“Ho sempre diffidato di ogni forma di dogma, e quindi anche degli stessi marxisti”. Se un regista si presenta in tal modo, e quello stesso regista ha girato un film su Karl Marx, sicuramente ci troveremo davanti a un’opera essenzialmente antidogmatica. Senza indulgere nella celebrazione del suo protagonista, Il Giovane Karl Marx documenta le basi e gli sviluppi della teoria che ha rivoluzionato il ‘900, calandola nel contesto sociale dell’epoca e accentuandone così la temporalità. Nell’anno del 200˚ anniversario dalla nascita di Marx e del 170˚ anniversario dalla pubblicazione del Manifesto del partito Comunista, Raoul Peck (candidato all’Oscar per I Am Not Your Negro), porta in sala dal 5 aprile questo affresco privato e storico, distribuito da Wanted in collaborazione con Valmyn.
Ne Il Giovane Karl Marx Marx (August Diehl, il maggiore Dieter Hellstrom in Bastardi Senza Gloria) ha 26 anni, vive a Parigi con la moglie Jenny (Vicky Krieps, la Alma de Il Filo Nascosto) ed è costantemente insidiato da problemi economici: sopravvive tra articoli, editoriali e opuscoli. Il suo interesse per le disuguaglianze e la sua vicinanza al socialismo sono già consolidate, e si accompagnano alla sua profonda conoscenza della filosofia: è un pensatore, ma povero di esperienza diretta.

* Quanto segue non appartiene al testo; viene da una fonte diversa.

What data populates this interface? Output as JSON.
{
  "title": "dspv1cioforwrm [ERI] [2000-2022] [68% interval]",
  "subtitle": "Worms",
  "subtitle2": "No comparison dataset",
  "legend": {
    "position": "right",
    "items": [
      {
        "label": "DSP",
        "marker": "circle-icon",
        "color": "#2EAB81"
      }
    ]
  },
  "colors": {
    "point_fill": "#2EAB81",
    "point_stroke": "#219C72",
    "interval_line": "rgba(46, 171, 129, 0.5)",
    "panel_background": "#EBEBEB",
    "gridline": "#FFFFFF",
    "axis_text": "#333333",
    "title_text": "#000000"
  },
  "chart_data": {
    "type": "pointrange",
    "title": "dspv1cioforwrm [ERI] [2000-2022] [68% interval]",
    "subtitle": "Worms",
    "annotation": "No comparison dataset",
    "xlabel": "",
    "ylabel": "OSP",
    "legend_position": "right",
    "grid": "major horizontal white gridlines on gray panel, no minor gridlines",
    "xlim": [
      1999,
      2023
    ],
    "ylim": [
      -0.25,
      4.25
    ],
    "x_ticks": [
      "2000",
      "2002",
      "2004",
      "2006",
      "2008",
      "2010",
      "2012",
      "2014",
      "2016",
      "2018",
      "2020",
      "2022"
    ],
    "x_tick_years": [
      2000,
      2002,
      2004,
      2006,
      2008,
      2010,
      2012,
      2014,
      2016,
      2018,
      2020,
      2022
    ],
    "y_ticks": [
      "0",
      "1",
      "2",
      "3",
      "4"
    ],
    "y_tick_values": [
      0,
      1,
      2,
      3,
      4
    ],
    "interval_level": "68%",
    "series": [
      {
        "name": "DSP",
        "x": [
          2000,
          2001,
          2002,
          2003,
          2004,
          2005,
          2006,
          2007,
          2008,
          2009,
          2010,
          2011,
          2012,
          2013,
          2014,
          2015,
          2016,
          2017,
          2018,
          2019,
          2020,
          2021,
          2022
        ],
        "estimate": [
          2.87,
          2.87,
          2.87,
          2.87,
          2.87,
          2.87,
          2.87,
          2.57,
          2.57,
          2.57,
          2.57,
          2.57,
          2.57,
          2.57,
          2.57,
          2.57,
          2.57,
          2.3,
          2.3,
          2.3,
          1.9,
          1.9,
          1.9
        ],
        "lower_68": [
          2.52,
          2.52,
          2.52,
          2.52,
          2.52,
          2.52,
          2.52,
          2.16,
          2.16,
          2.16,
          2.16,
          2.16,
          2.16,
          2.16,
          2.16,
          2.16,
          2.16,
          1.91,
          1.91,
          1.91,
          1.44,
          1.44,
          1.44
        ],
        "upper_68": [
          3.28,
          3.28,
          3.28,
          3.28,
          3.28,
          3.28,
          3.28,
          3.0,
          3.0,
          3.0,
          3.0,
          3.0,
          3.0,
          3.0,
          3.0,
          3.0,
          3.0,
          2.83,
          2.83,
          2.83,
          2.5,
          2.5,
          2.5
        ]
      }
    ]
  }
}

Friedrich Engels (Stefan Konarske, visto in Valerian e la Città dei Mille Pianeti), invece, ha studiato in modo approfondito lo stile di vita e le miserie materiali dei lavoratori nelle fabbriche. Un fuggevole incontro è sufficiente per dare inizio a un rapporto d’amicizia fondato su un profondo rispetto reciproco e ammirazione che durerà tutta la vita. Sullo sfondo di un’Europa in tumulto, punteggiata da movimenti e proteste essenzialmente simili ma frammentate, Marx ed Engels elaborano una teoria che possa unificarle tutte, razionalizzando il disagio sociale e gettando le basi teoriche delle rivolte operaie: danno una testa a un corpo che si dibatte alla cieca.
La teoria marxista si salda così al contesto storico-sociale da cui è scaturita, e, sottolineando questo legame, il regista ne enfatizza la storicità e esplicita il carattere avalutativo della sua pellicola. Un film alla ricerca dell’attinenza storica: Peck si rivolge alle fonti originali, alle lettere che Marx, Engels e Jenny si scambiarono tra il 1843 al 1850, con l’obbiettivo di “concentrarsi sul ricreare un’atmosfera – la frenetica realtà di un’epoca – per far meglio immergere il pubblico nell’Europa degli anni ’40 dell’800”. Questa volontà, sommata alle interpretazioni ottime e alla sceneggiatura raramente scontata, trasmette con forza l’entusiasmo di cui erano pervasi i protagonisti nella loro gioventù.
Ne Il Giovane Karl Marx le idee hanno un’origine intrinsecamente sociale. Marx, infatti, non è il genio isolato, che elabora le sue complesse teorie alla luce di una candela in uno studio buio: scrive, discute, legge, alimentando e alimentandosi del contesto in cui è inserito. Peck, sceneggiatore oltre che regista, getta una luce sull’uomo dietro l’idea, e sull’origine dell’idea stessa, sottolineando brillantemente il condizionamento subito da Marx da parte di altri pensatori dell’epoca ed esplicitando chiaramente la coralità della nascita del pensiero, presentando la teoria marxista come il centro di una ragnatela di idee, influssi e studi. Dalla filosofia hegeliana agli economisti ottocenteschi, dagli studi sociologici di Engels alle discussioni pubbliche dei socialisti francesi. Un prodotto ammirabile sia dai più incalliti marxisti che dai loro acerrimi nemici. Sullo sfondo dei simboli della fabbrica, di cui il film è intessuto, nella stanza buia di una povera casa ottocentesca, lo spettatore assiste alla stesura dell’incipit di uno dei testi più temuti e amati della storia politica dall’ottocento ai giorni nostri, ma questo film non è adatto per chi cerca il dogma, e l’esaltazione di questo stesso, quanto piuttosto per chi è ammaliato dall’idea.